John Buffalo Mailer, son of Norman, had introduced Gilvarry. Echoing his father—chesty and bombastic—Mailer declared, “Alex Gilvarry has balls”—which was his way of saying that he admired the young author for committing himself not only to writing a political novel, but to a satirical one about a polarizing issue.
Gilvarry told me that the special responsibility of writing about Guantánamo weighed on him, and contributed to his decision not to use the place name itself—it was too loaded. “I knew I needed not to use that term at all,” he said. Boy’s own perceptions are similarly shrouded in metaphor: he refers to his arrest, obliquely, as “the Overwhelming Event.”
As compensation, Gilvarry seeded the text—which is nominally Boy’s confession—with footnotes from a fictional editor. This character isn’t a terrorism scholar or political commentator but rather Gil Johannessen, a journalist for W magazine. In an exquisite bit of pretension, Johannessen calls Boy’s fashion line “a Bildungsroman.” Of course, the young designer loves it and later trusts Johannessen with his story.
Lightly dispersed throughout the novel, Johannessen’s footnotes contribute to the sense of this story being grounded in our perverse reality. The footnotes offer corrections to Boy’s narrative, which is full of mistakes about proper names and basic matters of the law. They also provide information about real Gitmo detainees. Gilvarry explained that he wanted “to get people thinking about the issue, perhaps people who don’t know who these men are.” The footnotes allowed Gilvarry to create a factual parallel text, but it’s subdued enough to avoid becoming pedantic. Still, the balance is a precious one, illustrating that these are volatile ingredients; righteous indignation easily curdles into sanctimony.
Following the reading, the National Book Award-winning novelist Colum McCann, who taught Gilvarry in Hunter College’s M.F.A. program, joined his protégé and ribbed him with a few questions.
“We had a good time working on this,” McCann said. “Better for you,” Gilvarry quipped back, before going into a story about how McCann cut the novel’s first 30 pages to two.
Gilvarry joked that James Cameron wanted to film the movie adaptation and that James Franco would star as the diminutive Boy. “You made me have coffee with” Franco, Gilvarry said to McCann. “Now he doesn’t return my calls.”
It was a cheering bit of bonhomie and it reflected the evening and the book alike: a series of rapid shifts between the serious and the absurd, often landing in a place that was a murky mix between reality and fiction—the two can no longer be told apart. (Franco himself is the Zelig of the literary world these days.) But this is arguably the dominant cultural paradigm of the last decade, a period that evenly parallels Guantánamo’s time as a prison. (Gilvarry’s novel was released on Gitmo’s 10th anniversary.)

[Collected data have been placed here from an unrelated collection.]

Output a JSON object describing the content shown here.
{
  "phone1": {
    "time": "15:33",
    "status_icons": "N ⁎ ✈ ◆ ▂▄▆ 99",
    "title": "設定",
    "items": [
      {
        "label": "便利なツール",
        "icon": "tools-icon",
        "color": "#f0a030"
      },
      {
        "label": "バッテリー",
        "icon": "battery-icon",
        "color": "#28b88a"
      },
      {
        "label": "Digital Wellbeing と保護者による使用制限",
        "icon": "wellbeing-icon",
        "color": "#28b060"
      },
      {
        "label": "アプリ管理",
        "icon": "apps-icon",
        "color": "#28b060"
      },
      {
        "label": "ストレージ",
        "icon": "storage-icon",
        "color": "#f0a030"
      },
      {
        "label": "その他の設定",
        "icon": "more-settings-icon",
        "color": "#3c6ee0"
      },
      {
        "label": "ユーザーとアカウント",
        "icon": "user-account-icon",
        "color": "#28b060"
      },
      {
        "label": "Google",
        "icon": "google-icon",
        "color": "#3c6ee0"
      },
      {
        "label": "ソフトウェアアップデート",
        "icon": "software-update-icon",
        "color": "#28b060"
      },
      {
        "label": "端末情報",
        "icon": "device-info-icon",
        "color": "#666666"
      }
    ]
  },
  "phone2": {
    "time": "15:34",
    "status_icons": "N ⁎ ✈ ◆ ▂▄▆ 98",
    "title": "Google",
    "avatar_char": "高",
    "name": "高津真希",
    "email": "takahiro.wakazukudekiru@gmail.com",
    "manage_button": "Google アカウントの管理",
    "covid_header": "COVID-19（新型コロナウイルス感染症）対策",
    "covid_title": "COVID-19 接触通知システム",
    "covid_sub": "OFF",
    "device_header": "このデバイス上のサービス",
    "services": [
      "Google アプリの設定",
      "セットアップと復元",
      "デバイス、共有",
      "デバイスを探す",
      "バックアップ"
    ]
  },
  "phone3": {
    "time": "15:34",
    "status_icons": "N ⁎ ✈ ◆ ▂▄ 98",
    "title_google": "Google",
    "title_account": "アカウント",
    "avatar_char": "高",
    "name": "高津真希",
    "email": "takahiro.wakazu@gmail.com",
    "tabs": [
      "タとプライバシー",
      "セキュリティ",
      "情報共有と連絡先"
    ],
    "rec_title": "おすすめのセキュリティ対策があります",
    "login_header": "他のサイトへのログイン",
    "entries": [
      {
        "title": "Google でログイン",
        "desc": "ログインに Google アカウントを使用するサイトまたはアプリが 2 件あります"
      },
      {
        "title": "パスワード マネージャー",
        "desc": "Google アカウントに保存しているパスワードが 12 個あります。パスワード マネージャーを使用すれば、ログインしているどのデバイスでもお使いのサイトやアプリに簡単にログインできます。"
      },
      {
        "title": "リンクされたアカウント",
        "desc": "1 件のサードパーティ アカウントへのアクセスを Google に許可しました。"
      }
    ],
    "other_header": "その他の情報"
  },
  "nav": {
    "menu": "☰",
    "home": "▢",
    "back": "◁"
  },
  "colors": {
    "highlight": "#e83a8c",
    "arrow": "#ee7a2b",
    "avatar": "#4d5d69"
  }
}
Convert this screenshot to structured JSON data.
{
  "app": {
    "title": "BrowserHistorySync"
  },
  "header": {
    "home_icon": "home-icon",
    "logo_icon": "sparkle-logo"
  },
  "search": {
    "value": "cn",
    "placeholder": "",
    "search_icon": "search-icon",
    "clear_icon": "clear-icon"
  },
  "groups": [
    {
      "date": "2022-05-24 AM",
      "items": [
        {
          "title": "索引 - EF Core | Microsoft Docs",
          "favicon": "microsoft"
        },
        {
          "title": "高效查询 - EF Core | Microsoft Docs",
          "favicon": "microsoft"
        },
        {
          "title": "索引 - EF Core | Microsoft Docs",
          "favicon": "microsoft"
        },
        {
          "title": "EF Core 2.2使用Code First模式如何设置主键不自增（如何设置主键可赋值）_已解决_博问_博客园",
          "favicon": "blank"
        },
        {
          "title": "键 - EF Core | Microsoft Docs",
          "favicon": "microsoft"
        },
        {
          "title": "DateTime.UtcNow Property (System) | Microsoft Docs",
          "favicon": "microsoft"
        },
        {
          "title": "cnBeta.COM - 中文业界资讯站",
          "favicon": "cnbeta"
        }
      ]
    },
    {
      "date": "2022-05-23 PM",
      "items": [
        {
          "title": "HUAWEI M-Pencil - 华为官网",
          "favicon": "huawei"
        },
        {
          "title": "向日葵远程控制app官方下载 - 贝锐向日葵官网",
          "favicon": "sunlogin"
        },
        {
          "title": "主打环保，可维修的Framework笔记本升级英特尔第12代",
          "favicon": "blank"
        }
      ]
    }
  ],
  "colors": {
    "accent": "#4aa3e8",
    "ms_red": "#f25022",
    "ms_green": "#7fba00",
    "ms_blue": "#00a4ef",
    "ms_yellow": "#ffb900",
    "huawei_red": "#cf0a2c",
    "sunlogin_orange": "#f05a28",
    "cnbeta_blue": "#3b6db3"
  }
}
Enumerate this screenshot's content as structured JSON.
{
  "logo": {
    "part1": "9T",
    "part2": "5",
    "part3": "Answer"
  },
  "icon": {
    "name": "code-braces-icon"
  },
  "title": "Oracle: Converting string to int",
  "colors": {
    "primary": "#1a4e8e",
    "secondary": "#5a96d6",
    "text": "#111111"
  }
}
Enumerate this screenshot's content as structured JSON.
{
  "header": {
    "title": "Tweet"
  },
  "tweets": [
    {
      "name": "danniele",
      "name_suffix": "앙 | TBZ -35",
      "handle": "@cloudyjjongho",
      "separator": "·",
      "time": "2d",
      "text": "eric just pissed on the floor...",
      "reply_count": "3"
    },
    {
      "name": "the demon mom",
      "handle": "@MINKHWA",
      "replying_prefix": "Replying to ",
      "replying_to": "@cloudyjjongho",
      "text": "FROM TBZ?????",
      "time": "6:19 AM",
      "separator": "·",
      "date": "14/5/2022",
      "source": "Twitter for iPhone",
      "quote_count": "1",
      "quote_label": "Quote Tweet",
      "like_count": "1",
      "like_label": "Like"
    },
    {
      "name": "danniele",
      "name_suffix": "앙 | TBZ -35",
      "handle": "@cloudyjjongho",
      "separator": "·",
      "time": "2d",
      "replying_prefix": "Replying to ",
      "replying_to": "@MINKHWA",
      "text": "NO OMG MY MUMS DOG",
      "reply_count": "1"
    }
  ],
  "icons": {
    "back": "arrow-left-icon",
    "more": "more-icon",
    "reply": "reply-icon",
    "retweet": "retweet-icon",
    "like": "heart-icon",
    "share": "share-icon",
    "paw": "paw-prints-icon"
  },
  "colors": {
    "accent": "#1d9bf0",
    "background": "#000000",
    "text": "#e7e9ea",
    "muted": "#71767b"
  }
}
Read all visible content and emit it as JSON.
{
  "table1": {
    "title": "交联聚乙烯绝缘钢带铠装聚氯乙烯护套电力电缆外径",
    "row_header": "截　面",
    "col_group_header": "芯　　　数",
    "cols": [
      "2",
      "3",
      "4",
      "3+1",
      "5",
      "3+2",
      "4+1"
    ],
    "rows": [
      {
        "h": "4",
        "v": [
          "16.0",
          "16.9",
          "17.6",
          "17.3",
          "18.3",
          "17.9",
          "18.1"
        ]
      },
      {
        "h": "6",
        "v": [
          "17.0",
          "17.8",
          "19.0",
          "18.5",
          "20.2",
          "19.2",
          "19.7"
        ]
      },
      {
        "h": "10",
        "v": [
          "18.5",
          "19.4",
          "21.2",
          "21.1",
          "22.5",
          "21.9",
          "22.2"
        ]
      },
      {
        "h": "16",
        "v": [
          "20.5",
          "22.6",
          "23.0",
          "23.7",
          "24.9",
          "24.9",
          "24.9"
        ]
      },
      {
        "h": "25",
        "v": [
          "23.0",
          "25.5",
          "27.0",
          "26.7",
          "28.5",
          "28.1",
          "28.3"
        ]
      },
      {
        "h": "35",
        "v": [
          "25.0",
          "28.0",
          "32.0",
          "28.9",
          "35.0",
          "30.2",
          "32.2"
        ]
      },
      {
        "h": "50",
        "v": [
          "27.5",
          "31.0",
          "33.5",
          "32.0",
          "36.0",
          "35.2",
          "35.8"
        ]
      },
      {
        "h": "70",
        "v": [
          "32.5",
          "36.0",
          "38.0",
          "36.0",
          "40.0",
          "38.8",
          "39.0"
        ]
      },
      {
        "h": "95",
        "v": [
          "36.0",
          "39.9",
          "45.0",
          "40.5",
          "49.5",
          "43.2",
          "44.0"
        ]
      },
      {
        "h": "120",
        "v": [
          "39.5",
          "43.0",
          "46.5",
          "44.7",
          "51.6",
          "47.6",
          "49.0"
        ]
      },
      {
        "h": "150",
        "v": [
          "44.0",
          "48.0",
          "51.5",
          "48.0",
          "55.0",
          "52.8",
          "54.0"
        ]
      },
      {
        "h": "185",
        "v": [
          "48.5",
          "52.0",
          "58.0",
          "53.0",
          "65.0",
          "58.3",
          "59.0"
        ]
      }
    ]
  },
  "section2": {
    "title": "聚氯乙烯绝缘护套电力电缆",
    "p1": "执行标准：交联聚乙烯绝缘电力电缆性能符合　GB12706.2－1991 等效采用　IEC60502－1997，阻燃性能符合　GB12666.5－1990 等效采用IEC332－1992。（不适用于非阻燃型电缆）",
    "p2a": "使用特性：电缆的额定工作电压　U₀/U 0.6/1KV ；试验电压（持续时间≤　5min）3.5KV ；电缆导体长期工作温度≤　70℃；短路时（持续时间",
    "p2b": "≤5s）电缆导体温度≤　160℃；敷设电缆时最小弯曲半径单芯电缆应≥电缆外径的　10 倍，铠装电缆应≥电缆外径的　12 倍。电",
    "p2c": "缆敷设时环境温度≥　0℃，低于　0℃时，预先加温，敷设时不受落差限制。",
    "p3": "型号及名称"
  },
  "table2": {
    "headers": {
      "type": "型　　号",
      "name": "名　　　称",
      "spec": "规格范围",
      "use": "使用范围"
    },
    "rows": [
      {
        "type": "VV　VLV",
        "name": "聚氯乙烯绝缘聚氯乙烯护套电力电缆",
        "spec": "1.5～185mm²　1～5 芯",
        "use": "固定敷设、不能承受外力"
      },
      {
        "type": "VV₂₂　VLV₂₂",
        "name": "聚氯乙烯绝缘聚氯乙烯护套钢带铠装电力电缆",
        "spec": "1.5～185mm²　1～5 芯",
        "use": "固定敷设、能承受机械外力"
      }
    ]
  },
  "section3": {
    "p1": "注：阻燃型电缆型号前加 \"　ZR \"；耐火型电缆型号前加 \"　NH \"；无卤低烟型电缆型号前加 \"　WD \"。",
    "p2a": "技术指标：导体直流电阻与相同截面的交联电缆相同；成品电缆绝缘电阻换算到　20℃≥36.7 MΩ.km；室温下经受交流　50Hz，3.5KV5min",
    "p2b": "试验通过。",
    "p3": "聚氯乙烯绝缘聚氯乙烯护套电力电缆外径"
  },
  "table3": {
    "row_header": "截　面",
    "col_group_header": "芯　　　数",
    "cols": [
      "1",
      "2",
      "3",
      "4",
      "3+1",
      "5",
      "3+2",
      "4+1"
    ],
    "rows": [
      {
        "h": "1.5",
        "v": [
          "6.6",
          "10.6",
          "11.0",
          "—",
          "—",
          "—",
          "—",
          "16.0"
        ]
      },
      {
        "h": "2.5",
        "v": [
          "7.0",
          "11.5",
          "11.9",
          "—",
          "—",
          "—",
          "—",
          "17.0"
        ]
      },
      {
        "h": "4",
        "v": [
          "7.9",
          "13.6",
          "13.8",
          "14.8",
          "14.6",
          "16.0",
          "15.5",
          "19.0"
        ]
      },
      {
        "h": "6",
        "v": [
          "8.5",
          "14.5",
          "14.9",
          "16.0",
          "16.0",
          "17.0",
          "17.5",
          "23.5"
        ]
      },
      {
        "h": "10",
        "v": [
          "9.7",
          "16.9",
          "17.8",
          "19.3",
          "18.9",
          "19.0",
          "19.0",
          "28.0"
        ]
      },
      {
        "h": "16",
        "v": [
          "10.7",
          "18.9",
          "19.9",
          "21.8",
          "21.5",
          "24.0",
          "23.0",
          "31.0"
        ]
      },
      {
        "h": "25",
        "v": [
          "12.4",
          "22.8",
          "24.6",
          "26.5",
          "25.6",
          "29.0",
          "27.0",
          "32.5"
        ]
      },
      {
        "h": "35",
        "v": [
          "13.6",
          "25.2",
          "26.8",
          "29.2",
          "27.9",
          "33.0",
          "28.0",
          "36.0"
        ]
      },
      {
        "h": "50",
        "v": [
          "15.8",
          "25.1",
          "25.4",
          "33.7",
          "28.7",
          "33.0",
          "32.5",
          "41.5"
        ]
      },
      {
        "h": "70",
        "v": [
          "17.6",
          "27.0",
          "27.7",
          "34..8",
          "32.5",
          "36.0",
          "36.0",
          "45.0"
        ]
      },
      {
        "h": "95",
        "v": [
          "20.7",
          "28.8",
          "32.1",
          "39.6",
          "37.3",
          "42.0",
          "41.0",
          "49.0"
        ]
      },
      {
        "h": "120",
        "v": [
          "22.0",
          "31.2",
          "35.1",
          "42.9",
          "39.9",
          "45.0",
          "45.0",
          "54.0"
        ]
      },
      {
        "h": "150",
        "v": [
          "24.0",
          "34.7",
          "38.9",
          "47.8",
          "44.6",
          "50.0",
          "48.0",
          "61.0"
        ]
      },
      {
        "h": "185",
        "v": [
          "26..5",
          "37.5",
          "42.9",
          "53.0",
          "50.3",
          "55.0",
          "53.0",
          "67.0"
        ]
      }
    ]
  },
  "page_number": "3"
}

Ours is now a culture that overflows with the absurd, to the point where it substitutes for reality. Our greatest political commentator is a fake conservative TV host, campaign activist, and possible presidential candidate. Our most incisive newspaper is one whose fake headlines are so bizarrely possible as to often anticipate some future eventuality. “Onion headline or real?” is practically a catchphrase now.
It’s not false praise then to say that From the Memoirs of a Non-Enemy Combatant anticipates our reality. Six months ago, for someone like Boy to be arrested in New York and rendered to Gitmo would have seemed exceedingly unlikely. With the recent legalization of indefinite detention, such a scenario seems eminently plausible. It’s “very frightening,” Gilvarry said, commenting on the recent passage of the NDAA.
A satirical novel may no longer reach its release date before reality catches up with it. About Boy’s own story, Gilvarry told me, “It can happen. It can happen to anybody. They say that it won’t … we’ll see. It concerns me very much. It concerns all of us.”